This is the mail archive of the
gcc@gcc.gnu.org
mailing list for the GCC project.
Re: egcs-1.1 status
- To: law at cygnus dot com
- Subject: Re: egcs-1.1 status
- From: Michael Hayes <michaelh at ongaonga dot chch dot cri dot nz>
- Date: Sun, 23 Aug 1998 08:04:40 GMT
- Cc: Linus Torvalds <torvalds at transmeta dot com>, Andi Kleen <ak at muc dot de>, "H.J. Lu" <hjl at lucon dot org>, manfred at s-direktnet dot de, Manfred dot Hollstein at ks dot sel dot alcatel dot de, egcs at cygnus dot com
- References: <Pine.LNX.3.96.980822112054.3907C-100000@penguin.transmeta.com><6099.903831397@hurl.cygnus.com>
Jeffrey A Law writes:
> The problem is that reload can/will silently trash registers holding
> parameters while trying to satisfy reloads for later register loads.
> Note that reloads can be triggers in many non-obvious ways on the x86
> due to the way the machine description was written.
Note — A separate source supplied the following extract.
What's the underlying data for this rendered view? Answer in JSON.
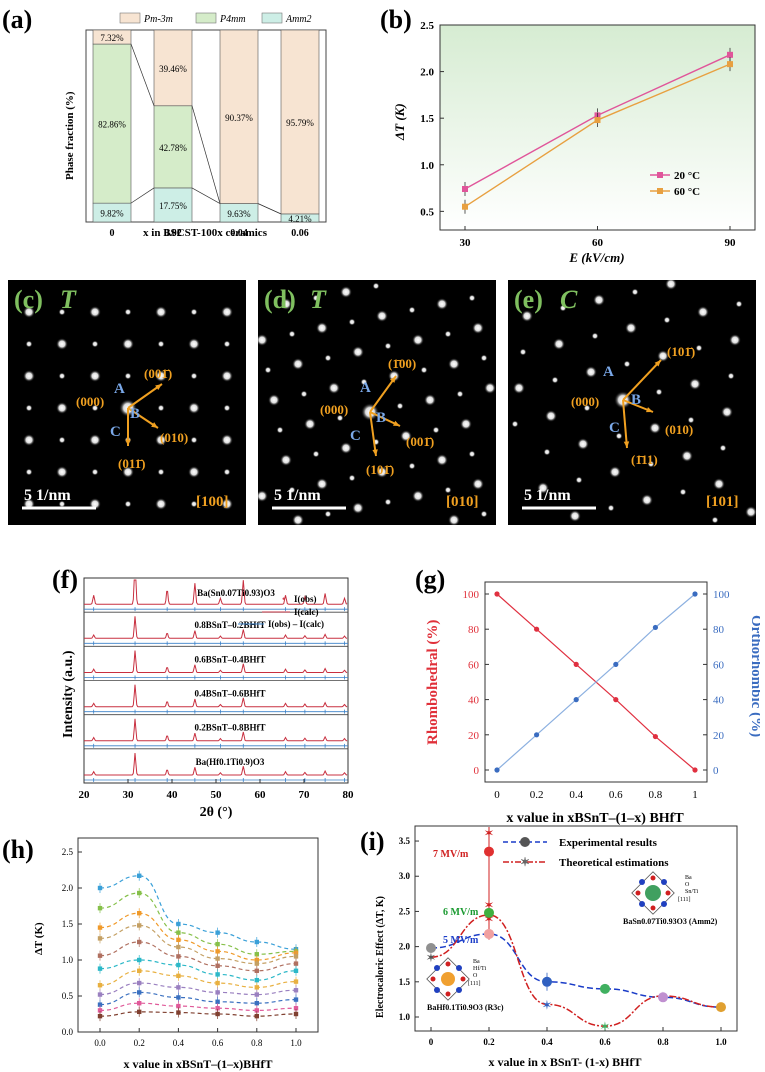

Am I correct in thinking that the x86 machine description relies
too heavily on the reload pass to fix things up and that it should
use tighter predicates and the extra condition to check for valid
operand combinations?
> > Jeff, you always seem to take compiler problems to be something really
> > negative. I would urge you and the other egcs developers to see this as
> > something _positive_ where you can actually look into the problem and try
> > to fix it, instead of throwing up your hands and saying "oh, gods, I can't
> > handle this, let's remove the feature".
> Please do not make this personal again. This is a purely technical
> issue. *I* do not have the time to rewrite reload. And as I mentioned
> I would love for someone to step up and do that. Until such time as
> reload is rewritten, using regparm is a horribly bad thing to do
> because it will eventually end up causing you problems.
I agree with Jeff that, sure the problem is solvable, but to fix it is
certainly non-trivial. A new reload pass is going to break many
things faster than it fixes things for a long time to come...
I've been slowly working my way through it and have been writing up
some notes on how it currently works. I'm sure other folks must have
done likewise. May I suggest that the first step is to improve the
documentation of the reload pass so as to remove some of the mystique.
The docs should say what it tries to do, what it does, and what it
should do.
I also imagine that reload probably needs more guidance from the
backends as to how to fix a given problem.